Recently Laura and I went to see Fast Food Nation, a film that dramatises the factual book of the same title (which alas I’ve not yet read). Fast Food Nation deals with the US fast food industry, and interestingly the film focuses on the tales of the people in the industry rather than food itself. The film examines the trials of a group of Mexicans smuggling themselves into the US to get work and ending up at the meat production factory, the teenagers working in the fast food restaurants, the plight of the farmers, and the double standards of the management. All in all, it’s a very bleak and depressing film, which I’m sure is an appropriate picture to depict, particularly with respect to the Mexican workers lives which just decline constantly throughout the film.

Of course, I don’t eat in places like McDonalds, though I have to confess that’s more to do with the fact I don’t like the food than any moral thing. But as a consumer I try where possible to make “good” choices, but even that’s a hard thing to do, as Quentin has recently noted. The best I can do is try and follow what labelling is there and trust that the producers play nice. For example, when getting bananas I’ll try getting fair trade bananas.

Thus it was a depressing parallel with Fast Food Nation this morning when the Radio 4 Today Programme carried a report into the processing of fair trade bananas by the manufacturer that supplies people like Waitrose where I shop occasionally (no link alas, I couldn’t find anything on either the Today web site or the BBC news web site). The report told of migrant workers being forced to work in harsh conditions, long hours, and their lives at the whim of their line manager. When watching Fast Food Nation it’s easy to think that it’s a remote problem, but here it is happening in Luton, not half an hour away.

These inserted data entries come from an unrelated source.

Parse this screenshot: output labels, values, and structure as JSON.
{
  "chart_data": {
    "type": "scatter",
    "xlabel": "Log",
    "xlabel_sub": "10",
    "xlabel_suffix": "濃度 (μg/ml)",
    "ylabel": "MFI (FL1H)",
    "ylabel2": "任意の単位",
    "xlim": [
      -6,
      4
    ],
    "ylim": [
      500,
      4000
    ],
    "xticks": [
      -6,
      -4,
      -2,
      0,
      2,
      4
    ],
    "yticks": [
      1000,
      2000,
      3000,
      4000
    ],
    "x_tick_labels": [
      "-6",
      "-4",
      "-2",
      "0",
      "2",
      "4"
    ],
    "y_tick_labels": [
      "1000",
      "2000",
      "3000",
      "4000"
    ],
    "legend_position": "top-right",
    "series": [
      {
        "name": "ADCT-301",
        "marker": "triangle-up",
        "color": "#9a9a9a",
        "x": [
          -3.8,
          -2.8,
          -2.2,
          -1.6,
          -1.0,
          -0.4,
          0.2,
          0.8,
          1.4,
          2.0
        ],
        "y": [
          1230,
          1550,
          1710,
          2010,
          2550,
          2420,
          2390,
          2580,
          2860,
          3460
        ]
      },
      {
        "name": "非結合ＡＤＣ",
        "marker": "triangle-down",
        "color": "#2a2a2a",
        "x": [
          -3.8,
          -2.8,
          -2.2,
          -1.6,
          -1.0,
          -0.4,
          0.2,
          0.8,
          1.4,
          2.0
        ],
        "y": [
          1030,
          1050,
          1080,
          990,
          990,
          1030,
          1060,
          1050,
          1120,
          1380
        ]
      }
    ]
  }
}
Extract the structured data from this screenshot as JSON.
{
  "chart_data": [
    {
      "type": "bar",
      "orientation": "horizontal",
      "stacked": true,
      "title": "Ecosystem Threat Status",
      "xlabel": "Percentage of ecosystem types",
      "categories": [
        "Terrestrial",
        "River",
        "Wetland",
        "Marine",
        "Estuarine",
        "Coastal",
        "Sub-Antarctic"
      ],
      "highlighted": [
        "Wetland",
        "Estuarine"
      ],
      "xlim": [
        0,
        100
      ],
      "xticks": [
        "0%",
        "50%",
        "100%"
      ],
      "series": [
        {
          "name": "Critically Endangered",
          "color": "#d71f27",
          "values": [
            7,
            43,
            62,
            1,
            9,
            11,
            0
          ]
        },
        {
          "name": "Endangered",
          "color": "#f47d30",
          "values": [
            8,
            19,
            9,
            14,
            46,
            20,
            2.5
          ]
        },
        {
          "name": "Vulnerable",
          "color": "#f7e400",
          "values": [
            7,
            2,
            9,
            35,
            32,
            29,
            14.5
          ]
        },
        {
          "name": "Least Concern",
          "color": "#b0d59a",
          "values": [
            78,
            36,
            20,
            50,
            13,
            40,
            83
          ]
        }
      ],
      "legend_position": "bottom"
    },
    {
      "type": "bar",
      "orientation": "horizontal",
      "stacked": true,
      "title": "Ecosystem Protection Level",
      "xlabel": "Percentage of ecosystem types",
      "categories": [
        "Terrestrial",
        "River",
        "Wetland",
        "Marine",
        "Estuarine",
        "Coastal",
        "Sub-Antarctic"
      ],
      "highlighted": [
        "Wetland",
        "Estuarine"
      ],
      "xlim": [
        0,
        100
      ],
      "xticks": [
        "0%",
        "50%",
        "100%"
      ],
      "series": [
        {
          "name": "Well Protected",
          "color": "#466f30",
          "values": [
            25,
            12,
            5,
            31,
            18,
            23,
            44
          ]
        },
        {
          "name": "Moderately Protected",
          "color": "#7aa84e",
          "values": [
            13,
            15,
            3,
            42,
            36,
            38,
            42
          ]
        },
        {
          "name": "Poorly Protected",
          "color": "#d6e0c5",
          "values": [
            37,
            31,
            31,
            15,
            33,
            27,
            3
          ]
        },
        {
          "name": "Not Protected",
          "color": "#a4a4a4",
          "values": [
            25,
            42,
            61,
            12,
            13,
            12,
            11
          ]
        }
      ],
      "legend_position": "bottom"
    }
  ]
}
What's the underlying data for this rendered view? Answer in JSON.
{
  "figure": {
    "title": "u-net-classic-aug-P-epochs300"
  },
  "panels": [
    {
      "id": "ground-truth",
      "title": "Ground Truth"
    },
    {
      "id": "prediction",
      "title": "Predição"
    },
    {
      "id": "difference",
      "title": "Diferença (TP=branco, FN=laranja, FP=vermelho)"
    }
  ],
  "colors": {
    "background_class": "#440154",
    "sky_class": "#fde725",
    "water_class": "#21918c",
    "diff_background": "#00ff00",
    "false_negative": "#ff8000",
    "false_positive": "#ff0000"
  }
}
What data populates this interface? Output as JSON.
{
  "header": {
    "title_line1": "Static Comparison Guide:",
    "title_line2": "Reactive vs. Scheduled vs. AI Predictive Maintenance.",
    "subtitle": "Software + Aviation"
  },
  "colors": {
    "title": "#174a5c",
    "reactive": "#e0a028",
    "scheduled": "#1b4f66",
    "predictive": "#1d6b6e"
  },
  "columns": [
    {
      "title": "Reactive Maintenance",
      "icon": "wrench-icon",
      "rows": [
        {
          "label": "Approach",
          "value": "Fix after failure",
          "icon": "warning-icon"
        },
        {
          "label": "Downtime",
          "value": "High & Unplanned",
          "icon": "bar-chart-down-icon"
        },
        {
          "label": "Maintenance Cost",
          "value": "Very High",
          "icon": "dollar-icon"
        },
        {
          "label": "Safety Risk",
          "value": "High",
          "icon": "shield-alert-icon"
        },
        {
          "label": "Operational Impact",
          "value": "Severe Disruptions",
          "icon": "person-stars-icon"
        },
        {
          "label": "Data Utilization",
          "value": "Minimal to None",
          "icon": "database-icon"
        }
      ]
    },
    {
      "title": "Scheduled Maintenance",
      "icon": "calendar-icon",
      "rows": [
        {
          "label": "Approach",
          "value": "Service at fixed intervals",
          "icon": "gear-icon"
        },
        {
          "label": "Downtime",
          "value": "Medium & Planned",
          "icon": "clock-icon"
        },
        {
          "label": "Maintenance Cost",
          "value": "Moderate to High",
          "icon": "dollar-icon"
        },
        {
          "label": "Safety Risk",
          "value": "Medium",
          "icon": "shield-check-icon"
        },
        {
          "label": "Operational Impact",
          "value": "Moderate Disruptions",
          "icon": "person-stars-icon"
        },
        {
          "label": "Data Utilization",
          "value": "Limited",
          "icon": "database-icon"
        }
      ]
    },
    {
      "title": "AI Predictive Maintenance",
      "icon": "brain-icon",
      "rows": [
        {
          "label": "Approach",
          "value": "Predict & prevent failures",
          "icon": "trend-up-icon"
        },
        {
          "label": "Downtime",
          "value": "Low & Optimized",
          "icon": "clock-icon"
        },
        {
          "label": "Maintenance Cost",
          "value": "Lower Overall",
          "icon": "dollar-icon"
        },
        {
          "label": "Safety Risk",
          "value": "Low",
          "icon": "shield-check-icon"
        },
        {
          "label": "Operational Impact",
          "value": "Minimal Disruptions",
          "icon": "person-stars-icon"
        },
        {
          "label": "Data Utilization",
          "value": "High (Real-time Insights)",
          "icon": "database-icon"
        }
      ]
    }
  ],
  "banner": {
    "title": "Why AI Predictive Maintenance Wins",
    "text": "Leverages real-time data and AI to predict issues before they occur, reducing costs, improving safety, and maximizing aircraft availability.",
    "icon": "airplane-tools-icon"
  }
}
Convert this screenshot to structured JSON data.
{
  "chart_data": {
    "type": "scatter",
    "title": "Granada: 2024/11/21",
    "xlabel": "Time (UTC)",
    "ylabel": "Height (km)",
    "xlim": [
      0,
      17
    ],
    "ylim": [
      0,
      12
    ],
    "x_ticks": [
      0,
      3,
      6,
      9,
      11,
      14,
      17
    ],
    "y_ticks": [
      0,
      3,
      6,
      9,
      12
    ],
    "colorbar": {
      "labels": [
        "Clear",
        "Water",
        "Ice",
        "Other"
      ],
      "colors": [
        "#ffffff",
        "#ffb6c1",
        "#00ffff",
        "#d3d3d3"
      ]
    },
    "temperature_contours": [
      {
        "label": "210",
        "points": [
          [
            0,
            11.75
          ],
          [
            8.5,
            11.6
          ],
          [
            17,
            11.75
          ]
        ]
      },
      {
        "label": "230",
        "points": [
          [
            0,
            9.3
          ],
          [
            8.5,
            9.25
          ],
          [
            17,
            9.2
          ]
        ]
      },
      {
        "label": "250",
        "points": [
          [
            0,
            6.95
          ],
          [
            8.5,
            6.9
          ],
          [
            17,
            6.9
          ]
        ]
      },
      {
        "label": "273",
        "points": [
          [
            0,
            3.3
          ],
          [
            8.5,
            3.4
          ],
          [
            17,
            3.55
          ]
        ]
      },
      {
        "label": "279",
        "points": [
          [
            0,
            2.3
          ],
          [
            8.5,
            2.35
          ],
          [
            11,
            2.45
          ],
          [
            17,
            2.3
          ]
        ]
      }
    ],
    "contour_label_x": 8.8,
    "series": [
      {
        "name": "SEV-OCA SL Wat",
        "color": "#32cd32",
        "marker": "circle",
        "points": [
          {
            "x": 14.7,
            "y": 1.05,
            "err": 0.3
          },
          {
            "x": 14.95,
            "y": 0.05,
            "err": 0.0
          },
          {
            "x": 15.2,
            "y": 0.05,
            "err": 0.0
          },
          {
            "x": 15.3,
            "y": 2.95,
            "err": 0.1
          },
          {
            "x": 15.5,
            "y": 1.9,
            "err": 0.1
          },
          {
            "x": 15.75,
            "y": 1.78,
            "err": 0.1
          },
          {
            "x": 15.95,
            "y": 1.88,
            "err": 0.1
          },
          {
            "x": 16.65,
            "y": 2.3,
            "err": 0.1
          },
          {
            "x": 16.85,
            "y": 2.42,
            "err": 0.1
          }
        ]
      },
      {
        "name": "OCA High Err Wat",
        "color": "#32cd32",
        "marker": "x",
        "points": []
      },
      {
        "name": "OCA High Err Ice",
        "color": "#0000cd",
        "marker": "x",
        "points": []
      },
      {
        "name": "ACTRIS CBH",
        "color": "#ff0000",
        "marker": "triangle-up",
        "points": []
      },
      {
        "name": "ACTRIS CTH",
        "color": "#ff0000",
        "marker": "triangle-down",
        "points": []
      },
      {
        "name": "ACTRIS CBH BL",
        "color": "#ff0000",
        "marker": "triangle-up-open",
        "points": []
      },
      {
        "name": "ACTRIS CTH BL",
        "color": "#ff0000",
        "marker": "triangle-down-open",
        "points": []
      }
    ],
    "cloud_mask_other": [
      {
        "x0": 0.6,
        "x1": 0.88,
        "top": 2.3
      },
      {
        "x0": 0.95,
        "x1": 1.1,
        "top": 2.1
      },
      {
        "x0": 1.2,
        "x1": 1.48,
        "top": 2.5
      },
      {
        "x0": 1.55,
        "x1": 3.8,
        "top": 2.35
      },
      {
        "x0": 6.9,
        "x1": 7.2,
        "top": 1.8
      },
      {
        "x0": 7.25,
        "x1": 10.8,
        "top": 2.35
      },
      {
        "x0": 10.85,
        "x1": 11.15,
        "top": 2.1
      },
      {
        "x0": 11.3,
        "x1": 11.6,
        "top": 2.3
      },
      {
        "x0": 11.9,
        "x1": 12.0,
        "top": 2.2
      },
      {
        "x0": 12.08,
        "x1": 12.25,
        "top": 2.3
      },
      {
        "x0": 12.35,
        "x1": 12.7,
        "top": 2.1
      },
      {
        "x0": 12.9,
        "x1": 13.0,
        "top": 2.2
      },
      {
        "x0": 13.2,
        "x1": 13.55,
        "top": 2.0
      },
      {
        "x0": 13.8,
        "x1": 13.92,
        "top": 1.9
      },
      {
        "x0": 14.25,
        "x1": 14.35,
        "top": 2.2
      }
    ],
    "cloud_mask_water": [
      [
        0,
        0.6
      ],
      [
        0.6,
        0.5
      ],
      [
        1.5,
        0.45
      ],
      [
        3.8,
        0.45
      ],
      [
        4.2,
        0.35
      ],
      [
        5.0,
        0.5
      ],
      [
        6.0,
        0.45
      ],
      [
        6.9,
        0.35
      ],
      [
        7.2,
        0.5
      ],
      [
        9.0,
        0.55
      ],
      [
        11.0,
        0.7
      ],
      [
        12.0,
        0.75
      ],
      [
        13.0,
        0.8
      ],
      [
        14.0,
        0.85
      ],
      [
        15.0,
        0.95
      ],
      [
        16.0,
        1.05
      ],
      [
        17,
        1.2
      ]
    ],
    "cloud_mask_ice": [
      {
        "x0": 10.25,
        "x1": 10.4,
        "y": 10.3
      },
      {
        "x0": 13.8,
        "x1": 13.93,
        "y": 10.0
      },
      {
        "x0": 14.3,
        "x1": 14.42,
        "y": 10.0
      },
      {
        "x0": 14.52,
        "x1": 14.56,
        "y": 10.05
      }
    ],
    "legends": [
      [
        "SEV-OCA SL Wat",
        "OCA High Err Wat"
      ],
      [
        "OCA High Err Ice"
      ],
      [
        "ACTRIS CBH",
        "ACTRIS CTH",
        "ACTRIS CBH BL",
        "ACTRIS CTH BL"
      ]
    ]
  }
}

I’m sure that this sort of thing is a exception rather than the rule with respect to UK food processing, but that it happens at all is a sad thought.

I’m not really sure what to make of it. Like most people with a hecticish life I’m at the whim of the supermarkets to do The Right Thing™. And I know that they’re motivated by profit rather than world well being, so I have to hope that public pressure and rising awareness of food production values means that the Right Thing™ is done. But things like this just go to highlight how hard it is as a consumer to know that I guess.

Update: You can hear the Today story here.